Rolle has prepared for both these moments -- the draft and the thesis -- his entire life. During summers when Rolle was a child, his father, Whitney, would randomly assign research projects to Myron and his brothers. When they weren't playing sports, they hit the library. One week, young Myron and his brothers might study then-United Nations Secretary General Kofi Annan. Another week, Whitney might ask his sons to produce a report on the workings of the British Parliament. "I never let them do anything they could immediately find the answer for," the elder Rolle said. "The object was for them to go and do research -- to learn something new."

While at Oxford, Rolle learned plenty of new things. That included a new sport. While his brother, McKinley, ran him through football-specific drills, Myron also practiced with the Oxford rugby team. "I didn't actually play in any proper matches, but I ran around with the guys," Rolle said. "They were the best athletes at Oxford."

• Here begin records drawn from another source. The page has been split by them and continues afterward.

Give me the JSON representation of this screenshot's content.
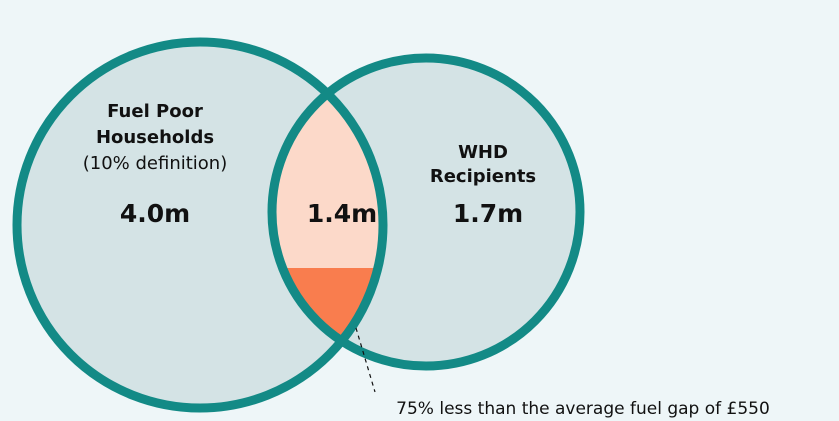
{
  "left_set": {
    "label_lines": [
      "Fuel Poor",
      "Households"
    ],
    "note": "(10% definition)",
    "value": "4.0m"
  },
  "right_set": {
    "label_lines": [
      "WHD",
      "Recipients"
    ],
    "value": "1.7m"
  },
  "overlap": {
    "value": "1.4m"
  },
  "annotation": "75% less than the average fuel gap of £550"
}
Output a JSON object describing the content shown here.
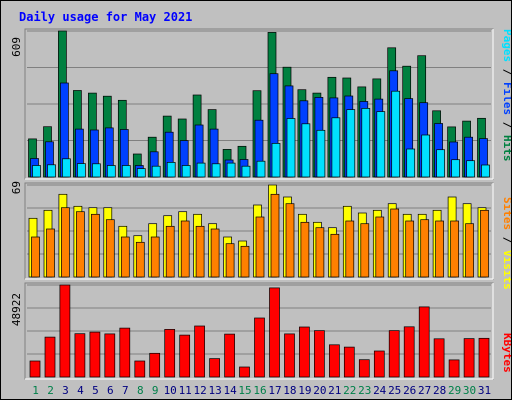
{
  "title": "Daily usage for May 2021",
  "colors": {
    "hits": "#008040",
    "files": "#0040ff",
    "pages": "#00e0ff",
    "visits": "#ffff00",
    "sites": "#ff8000",
    "kbytes": "#ff0000",
    "title": "#0000ff",
    "weekend": "#00804a",
    "weekday": "#000080"
  },
  "chart_data": [
    {
      "type": "bar",
      "panel": "top",
      "title": "Daily usage for May 2021",
      "ylabel_max": "609",
      "ylim": [
        0,
        609
      ],
      "grid": true,
      "legend": [
        {
          "name": "Pages",
          "color": "#00e0ff"
        },
        {
          "name": "Files",
          "color": "#0040ff"
        },
        {
          "name": "Hits",
          "color": "#008040"
        }
      ],
      "legend_position": "right, vertical",
      "categories": [
        "1",
        "2",
        "3",
        "4",
        "5",
        "6",
        "7",
        "8",
        "9",
        "10",
        "11",
        "12",
        "13",
        "14",
        "15",
        "16",
        "17",
        "18",
        "19",
        "20",
        "21",
        "22",
        "23",
        "24",
        "25",
        "26",
        "27",
        "28",
        "29",
        "30",
        "31"
      ],
      "weekend_days": [
        "1",
        "2",
        "8",
        "9",
        "15",
        "16",
        "22",
        "23",
        "29",
        "30"
      ],
      "series": [
        {
          "name": "Hits",
          "values": [
            159,
            210,
            609,
            361,
            350,
            337,
            320,
            96,
            166,
            254,
            242,
            342,
            281,
            115,
            128,
            360,
            603,
            458,
            364,
            350,
            416,
            413,
            376,
            409,
            539,
            462,
            506,
            276,
            209,
            233,
            245
          ]
        },
        {
          "name": "Files",
          "values": [
            77,
            147,
            392,
            200,
            196,
            205,
            198,
            48,
            105,
            187,
            152,
            217,
            200,
            71,
            73,
            237,
            431,
            380,
            318,
            332,
            330,
            338,
            315,
            325,
            443,
            327,
            310,
            223,
            146,
            166,
            160
          ]
        },
        {
          "name": "Pages",
          "values": [
            48,
            51,
            76,
            56,
            55,
            48,
            48,
            35,
            45,
            61,
            48,
            58,
            55,
            58,
            45,
            66,
            140,
            244,
            222,
            195,
            247,
            281,
            286,
            273,
            358,
            117,
            175,
            114,
            72,
            68,
            50
          ]
        }
      ]
    },
    {
      "type": "bar",
      "panel": "middle",
      "ylabel_max": "69",
      "ylim": [
        0,
        69
      ],
      "grid": true,
      "legend": [
        {
          "name": "Sites",
          "color": "#ff8000"
        },
        {
          "name": "Visits",
          "color": "#ffff00"
        }
      ],
      "legend_position": "right, vertical",
      "categories": [
        "1",
        "2",
        "3",
        "4",
        "5",
        "6",
        "7",
        "8",
        "9",
        "10",
        "11",
        "12",
        "13",
        "14",
        "15",
        "16",
        "17",
        "18",
        "19",
        "20",
        "21",
        "22",
        "23",
        "24",
        "25",
        "26",
        "27",
        "28",
        "29",
        "30",
        "31"
      ],
      "series": [
        {
          "name": "Visits",
          "values": [
            44,
            50,
            62,
            53,
            52,
            52,
            38,
            31,
            40,
            46,
            49,
            47,
            40,
            30,
            27,
            54,
            69,
            60,
            47,
            41,
            37,
            53,
            48,
            50,
            55,
            47,
            47,
            50,
            60,
            55,
            52
          ]
        },
        {
          "name": "Sites",
          "values": [
            30,
            36,
            52,
            49,
            47,
            43,
            30,
            26,
            30,
            38,
            42,
            38,
            36,
            25,
            23,
            45,
            62,
            55,
            41,
            37,
            32,
            42,
            40,
            45,
            51,
            42,
            43,
            42,
            42,
            40,
            50
          ]
        }
      ]
    },
    {
      "type": "bar",
      "panel": "bottom",
      "ylabel_max": "48922",
      "ylim": [
        0,
        48922
      ],
      "grid": true,
      "legend": [
        {
          "name": "KBytes",
          "color": "#ff0000"
        }
      ],
      "legend_position": "right, vertical",
      "categories": [
        "1",
        "2",
        "3",
        "4",
        "5",
        "6",
        "7",
        "8",
        "9",
        "10",
        "11",
        "12",
        "13",
        "14",
        "15",
        "16",
        "17",
        "18",
        "19",
        "20",
        "21",
        "22",
        "23",
        "24",
        "25",
        "26",
        "27",
        "28",
        "29",
        "30",
        "31"
      ],
      "series": [
        {
          "name": "KBytes",
          "values": [
            8500,
            21200,
            48922,
            23000,
            23900,
            22900,
            26000,
            8500,
            12600,
            25300,
            22300,
            27100,
            9800,
            22800,
            5300,
            31400,
            47400,
            22900,
            26600,
            24700,
            17100,
            15900,
            9200,
            13800,
            24700,
            26700,
            37300,
            20300,
            9100,
            20400,
            20600
          ]
        }
      ]
    }
  ]
}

Rolle played wing, which allowed him to avoid getting clotheslined by any 250-pound hooligans. "I had to learn how to pass the ball backward," Rolle said. "I had to learn the positioning and some of the lingo in rugby." One word Rolle didn't have to learn was scrum; he stayed well clear of rugby's ultra-violent version of basketball's jump ball. "Definitely not," Rolle said. "I was not going there."

Though he was an ocean away, Rolle also kept up with the Seminoles. While some of his fellow students burned the midnight oil with their books on Saturdays, Rolle crouched over his laptop and watched Florida State stumble to a 6-6 finish in the regular season. It hurt to watch his team struggle, and it hurt more to watch legendary Florida State coach Bobby Bowden be forced out of a job days after a loss to Florida. "It was disappointing to see some of the things we did on that field this year -- especially with [longtime defensive coordinator] Mickey Andrews leaving," Rolle said. "That was sour. And coach Bowden, that was difficult to digest."

During the next few months, Rolle will have to digest NFL schemes while also studying the digestive systems of Native Americans who lived thousands of years ago. He knows it will require some serious juggling, but he wants to convince NFL teams he can handle it. He also knows teams will want to discuss his ultimate goal of becoming a neurosurgeon, but Rolle said he plans to play as much football he can. He'd like to make one dream come true before he chases the next one. "People say I may slip [in the draft] because of taking a year off," Rolle said. "But I look forward to proving I'm still a very good football player."